In the human brain the cerebral cortex, whose outer layers are visible in pickled specimens as the familiar wrinkled folds which look like sweetbreads, is the seat of reason and intellection. It is also the seat of emotional consciousness. But consciousness is not a process; it is an end-product. The mechanisms which produce emotional consciousness appear to be situated in the diencephalon, a central cluster of organs which is enfolded by the cerebral hemispheres.
Dr. Papez singled out four bodies in the region of the diencephalon, with their numerous nerve connections, and postulated for them a new relationship. "Taken as a whole," he said, "this ensemble of structures is proposed as representing theoretically the anatomic basis of emotions." The four, and their functions according to Dr. Papez:
The hypothalatnus, a wedge-shaped object which serves as a clearing station for sense impressions coming in from the body.
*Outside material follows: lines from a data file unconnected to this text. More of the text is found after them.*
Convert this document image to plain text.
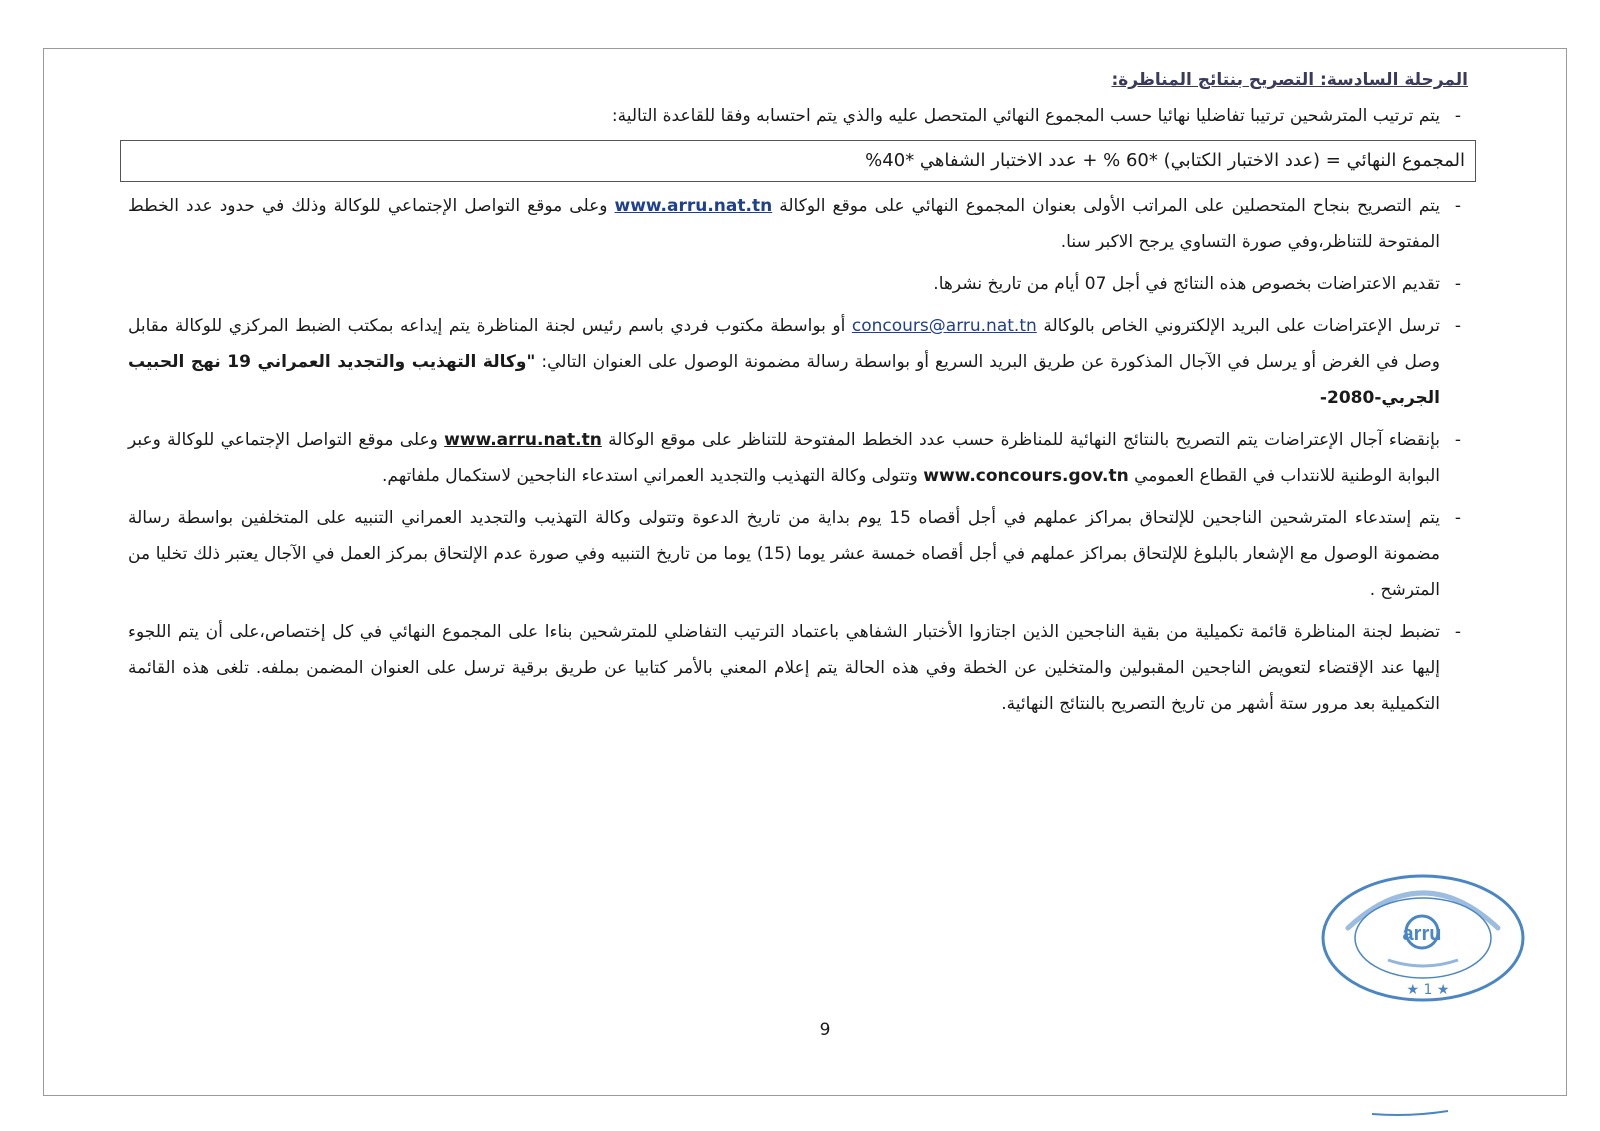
المرحلة السادسة: التصريح بنتائج المناظرة:
-
يتم ترتيب المترشحين ترتيبا تفاضليا نهائيا حسب المجموع النهائي المتحصل عليه والذي يتم احتسابه وفقا للقاعدة التالية:
المجموع النهائي = (عدد الاختبار الكتابي) *60 % + عدد الاختبار الشفاهي *40%
-
يتم التصريح بنجاح المتحصلين على المراتب الأولى بعنوان المجموع النهائي على موقع الوكالة www.arru.nat.tn وعلى موقع التواصل الإجتماعي للوكالة وذلك في حدود عدد الخطط المفتوحة للتناظر،وفي صورة التساوي يرجح الاكبر سنا.
-
تقديم الاعتراضات بخصوص هذه النتائج في أجل 07 أيام من تاريخ نشرها.
-
ترسل الإعتراضات على البريد الإلكتروني الخاص بالوكالة concours@arru.nat.tn أو بواسطة مكتوب فردي باسم رئيس لجنة المناظرة يتم إيداعه بمكتب الضبط المركزي للوكالة مقابل وصل في الغرض أو يرسل في الآجال المذكورة عن طريق البريد السريع أو بواسطة رسالة مضمونة الوصول على العنوان التالي: "وكالة التهذيب والتجديد العمراني 19 نهج الحبيب الجربي-2080-
-
بإنقضاء آجال الإعتراضات يتم التصريح بالنتائج النهائية للمناظرة حسب عدد الخطط المفتوحة للتناظر على موقع الوكالة www.arru.nat.tn وعلى موقع التواصل الإجتماعي للوكالة وعبر البوابة الوطنية للانتداب في القطاع العمومي www.concours.gov.tn وتتولى وكالة التهذيب والتجديد العمراني استدعاء الناجحين لاستكمال ملفاتهم.
-
يتم إستدعاء المترشحين الناجحين للإلتحاق بمراكز عملهم في أجل أقصاه 15 يوم بداية من تاريخ الدعوة وتتولى وكالة التهذيب والتجديد العمراني التنبيه على المتخلفين بواسطة رسالة مضمونة الوصول مع الإشعار بالبلوغ للإلتحاق بمراكز عملهم في أجل أقصاه خمسة عشر يوما (15) يوما من تاريخ التنبيه وفي صورة عدم الإلتحاق بمركز العمل في الآجال يعتبر ذلك تخليا من المترشح .
-
تضبط لجنة المناظرة قائمة تكميلية من بقية الناجحين الذين اجتازوا الأختبار الشفاهي باعتماد الترتيب التفاضلي للمترشحين بناءا على المجموع النهائي في كل إختصاص،على أن يتم اللجوء إليها عند الإقتضاء لتعويض الناجحين المقبولين والمتخلين عن الخطة وفي هذه الحالة يتم إعلام المعني بالأمر كتابيا عن طريق برقية ترسل على العنوان المضمن بملفه. تلغى هذه القائمة التكميلية بعد مرور ستة أشهر من تاريخ التصريح بالنتائج النهائية.
arru
★ 1 ★
9
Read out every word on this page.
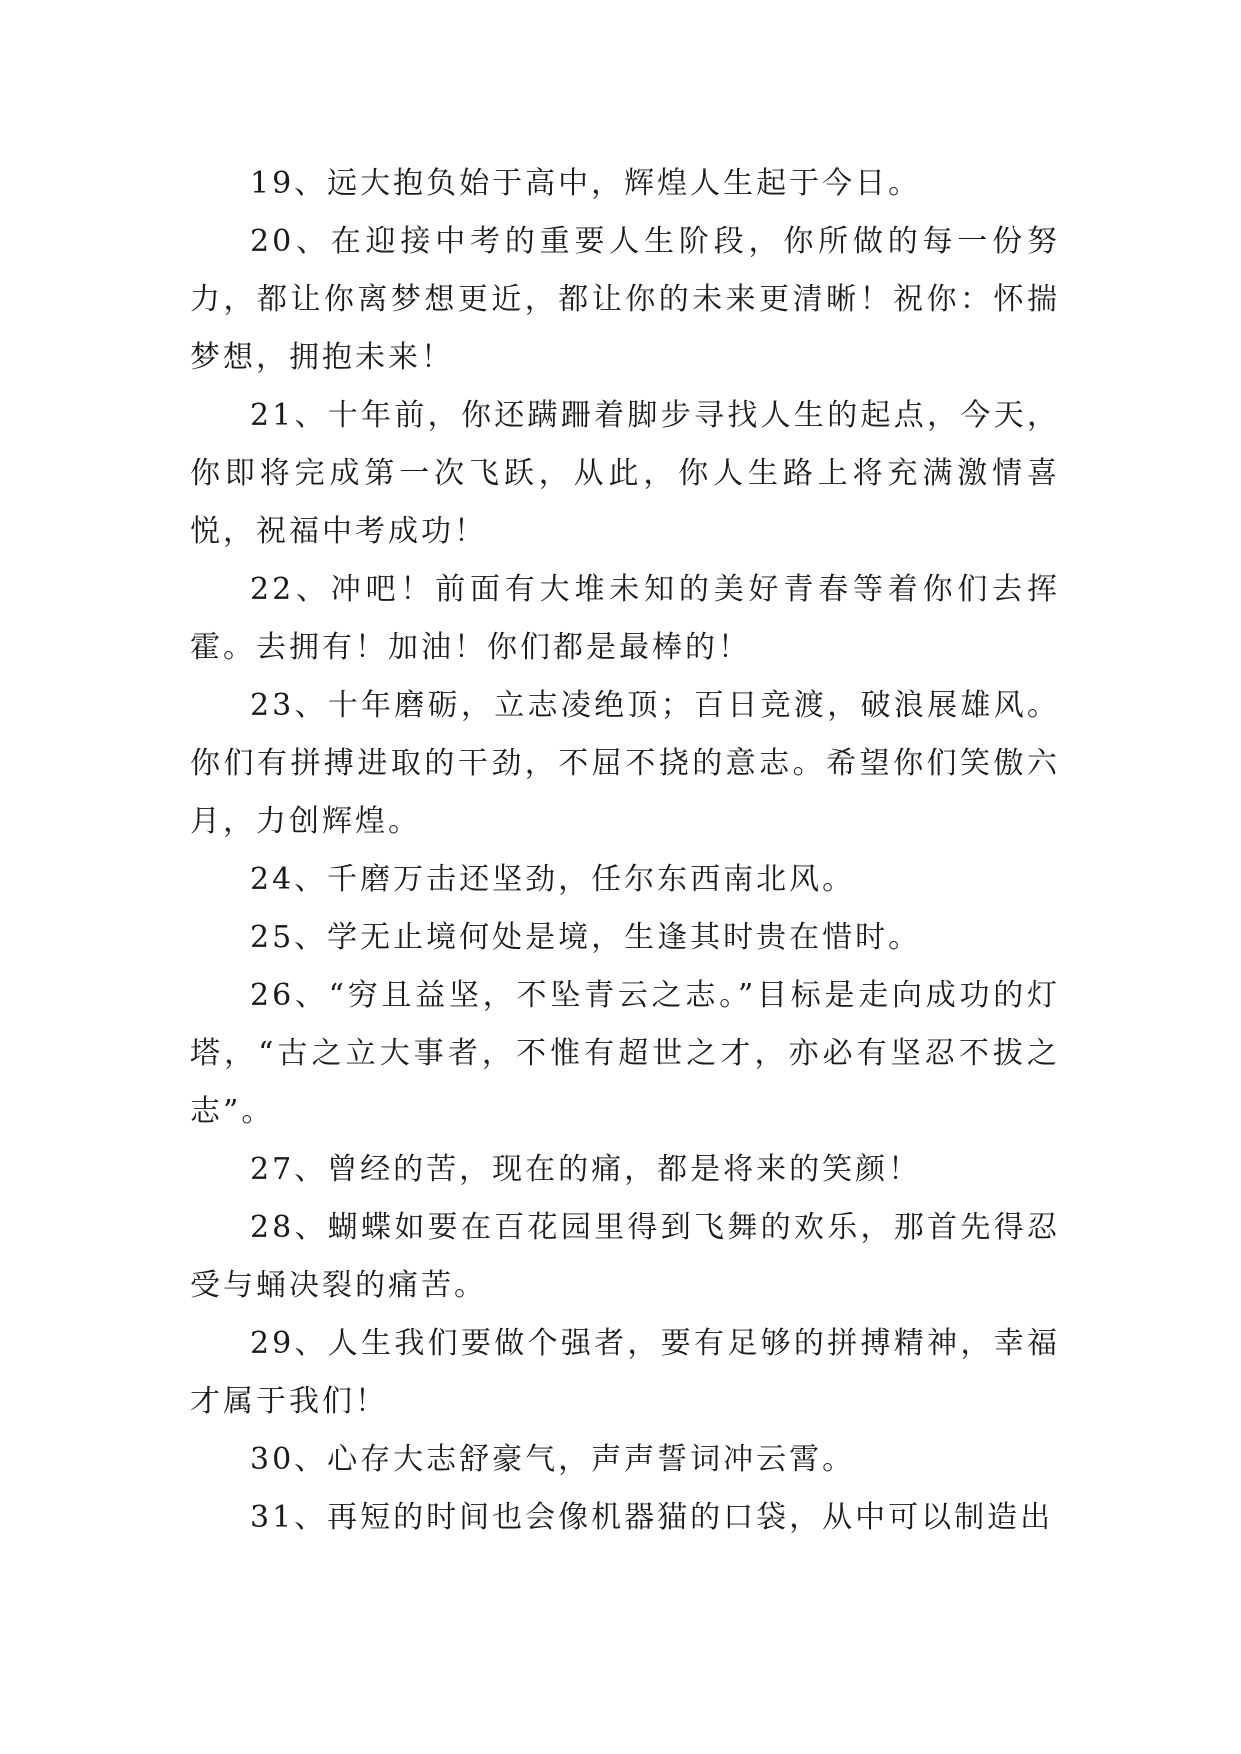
19、远大抱负始于高中，辉煌人生起于今日。

20、在迎接中考的重要人生阶段，你所做的每一份努力，都让你离梦想更近，都让你的未来更清晰！祝你：怀揣梦想，拥抱未来！

21、十年前，你还蹒跚着脚步寻找人生的起点，今天，你即将完成第一次飞跃，从此，你人生路上将充满激情喜悦，祝福中考成功！

22、冲吧！前面有大堆未知的美好青春等着你们去挥霍。去拥有！加油！你们都是最棒的！

23、十年磨砺，立志凌绝顶；百日竞渡，破浪展雄风。你们有拼搏进取的干劲，不屈不挠的意志。希望你们笑傲六月，力创辉煌。

24、千磨万击还坚劲，任尔东西南北风。

25、学无止境何处是境，生逢其时贵在惜时。

26、“穷且益坚，不坠青云之志。”目标是走向成功的灯塔，“古之立大事者，不惟有超世之才，亦必有坚忍不拔之志”。

27、曾经的苦，现在的痛，都是将来的笑颜！

28、蝴蝶如要在百花园里得到飞舞的欢乐，那首先得忍受与蛹决裂的痛苦。

29、人生我们要做个强者，要有足够的拼搏精神，幸福才属于我们！

30、心存大志舒豪气，声声誓词冲云霄。

31、再短的时间也会像机器猫的口袋，从中可以制造出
The mamillary body, a small spheroid organ which is one of the three principal parts of the hypothalamus. It lies at one corner of the hypothalamus and picks up impulses from the hypothalamus and transmits them to
The gyrus cinguli, a belt-shaped organ lying above the thalamic region. This is the receiving gate for impulses going into the cerebral cortex. It appears to be the seat of vigilance and of sex emotions.
The hippocampus, connected with the mamillary body, is shaped like its namesake, the seahorse. The hippocampus builds up psychic emotion.
Psychic emotion occurs when a man sits down and gets angry by thinking about wrongs done to him by an enemy. In psychic emotion, therefore, the emotional impulse is initiated within the brain--that is, by the cerebral cortex. The incitation passes to the hippocampus, where it is built up into an emotional process. This passes through the mamillary body, thence to the gyrus cinguli and so back to the cortex where the emotional experience is felt.
Sensory emotion occurs when a child gets angry at a chair against which he has bumped his knee. The sense impressions reach the hypothalamus, where they become an emotional process. It emerges from the hypothalamus through the mamillary body and passes to the cortex by way of the gyrus cinguli.
Conclusion: "Is emotion a magic product, or is it a physiologic process which depends on an anatomic mechanism? . . . The evidence presented is ... suggestive of such a mechanism as a unit within the larger architectural mosaic of the brain."